Arctic Ocean
A portion of ice in the Arctic Ocean. Reuters

Russia has taken a bizarre step to declare its “ownership” of the Arctic Ocean region by having a Russian Orthodox bishop “consecrate” the North Pole on behalf of the church.

According to the Daily Telegraph, a bishop named Iakov of the northern Naryan-Mar (which lies north of the Arctic Circle) placed a "holy memorial capsule" into the icy sea while aboard the Rossiya, a nuclear-powered icebreaker during a polar expedition arranged by Russia’s Arctic and Antarctic Research Institute.

The capsule featured an inscription that read: "With the blessing of Patriarch Kirill of Moscow and All Russia, the consecration of the North Pole marks 1,150 years of Russian Statehood."

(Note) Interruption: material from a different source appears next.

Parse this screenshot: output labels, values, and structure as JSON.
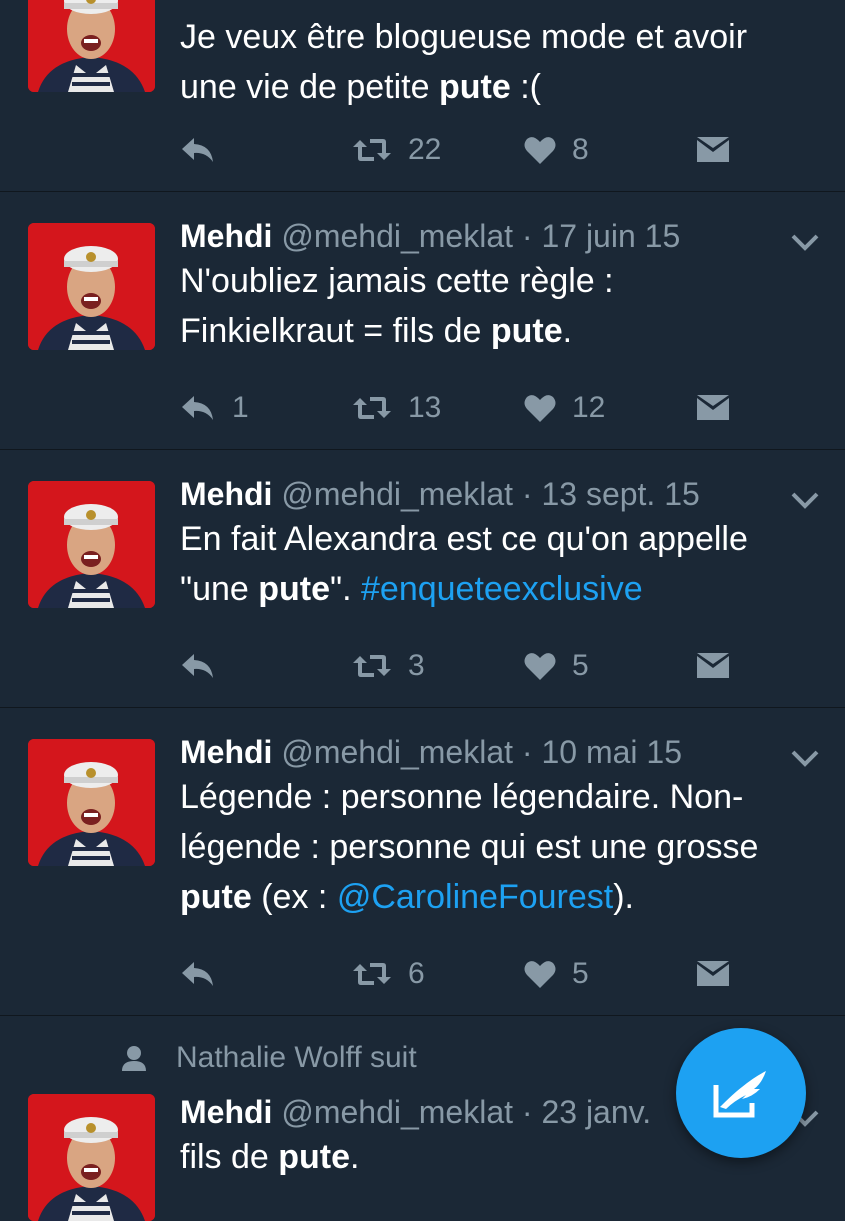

Moscow is keen to assert its domination of the Arctic, given the huge reserves of untapped oil and gas believed to reside in the region, and has also accelerated its remilitarization there. Reportedly, the Russian military’s MiG-31 supersonic interceptor aircraft will be deployed in the Arctic region by the end of this year.

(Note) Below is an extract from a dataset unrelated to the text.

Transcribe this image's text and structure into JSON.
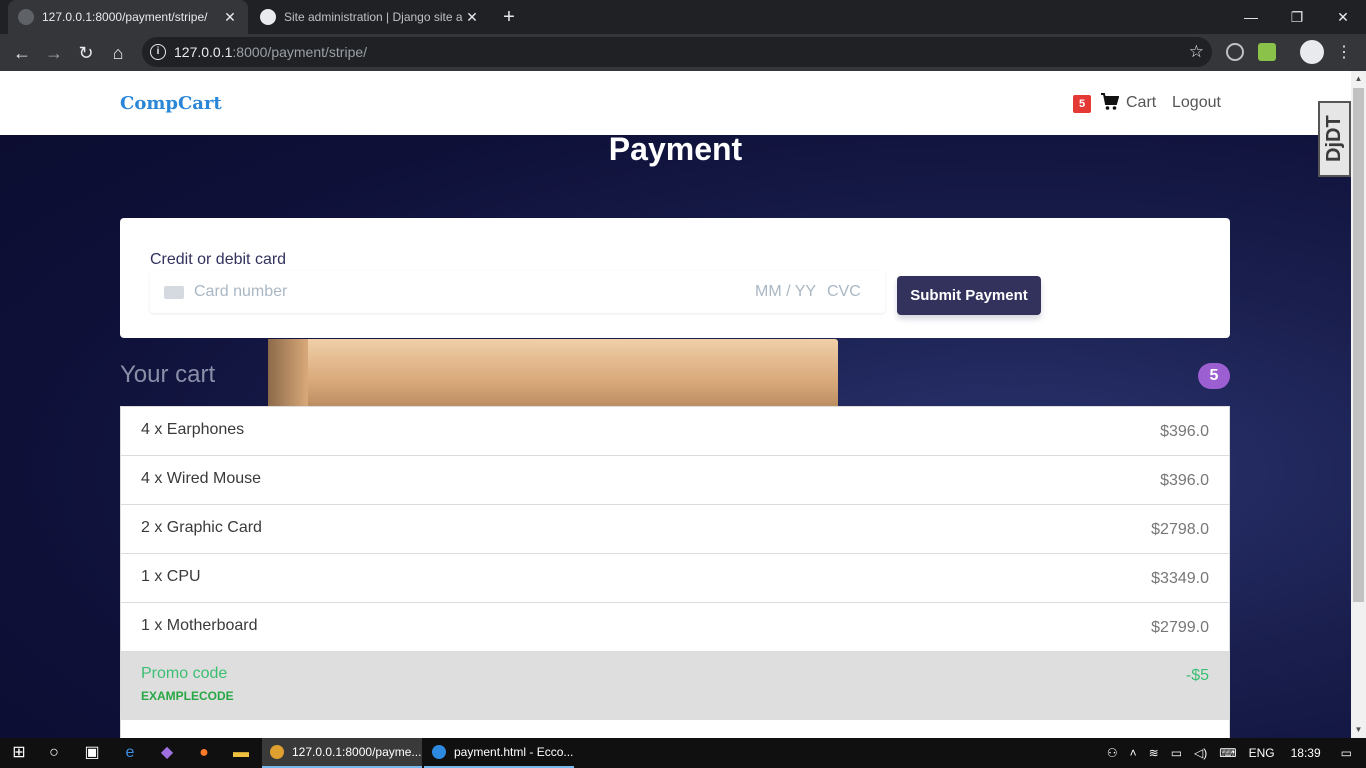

According to Bishop Iakov, the consecration is important to both the Orthodox Church and the Russian people for it “symbolizes the efforts of the state to recover the positions of Russia and confirmation of its achievements in the Arctic.”

Patriarch Kirill, the leader of the Russian Orthodox Church and a close ally of President Vladimir Putin, has himself declared that developing oil and gas reserves in the Arctic is a “strategic priority" for Russia.

Earlier this summer, the Institute of Expert Assessments, a conservative Moscow-based think-tank, asserted that the Arctic Ocean should be renamed the Russian Ocean in order to emphasize Russian supremacy in the region and its rights to exploit the rich mineral resources there.

“It's traditional to name seas and oceans after the countries that have the most influence over them,” Nikolay Pavlyuk, head of the think tank, told Russia Today.

“A significant part of the ocean bed is a sort of natural continuation of the bedrock which starts in Russia.”

Moscow has long insisted that it has the right to claim Arctic territory beyond the exclusive economic zone (which currently extends 200 miles from its northern coast according to a U.N. convention on Law of the Sea).

Five years ago, Russian explorers dove below the North Pole and planted the national flag on the seabed to express their claim to the wealth of the Arctic.

At that time, an MP in the parliament named Artur Chilingarov, who accompanied that expedition, told the Itar-Tass news agency: "It was so lovely down there. If a hundred or a thousand years from now someone goes down to where we were, they will see the Russian flag.”

Boris Gryzlov, who headed the State Duma lower chamber of parliament, also praised the symbolic flag ceremony.

"This is fully in line with Russia's strategic interests," he said. "I am proud our country remains the leader in conquering the Arctic. I am proud United Russia [Party] members took part in this unprecedented mission."

Canada, one of the countries that also lays claim to reserves in the Arctic, along with Norway, the U.S. and Denmark, blasted the Russians.

"This isn't the 15th century. You can't go around the world and just plant flags and say 'We're claiming this territory,'" Canadian Foreign Minister Peter MacKay told CTV television.

The U.S. also criticized Moscow for its presumptions.

"I'm not sure of whether they've put a metal flag, a rubber flag or a bed sheet on the ocean floor. Either way, it doesn't have any legal standing or effect on this claim," State Department deputy spokesman Tom Casey told reporters.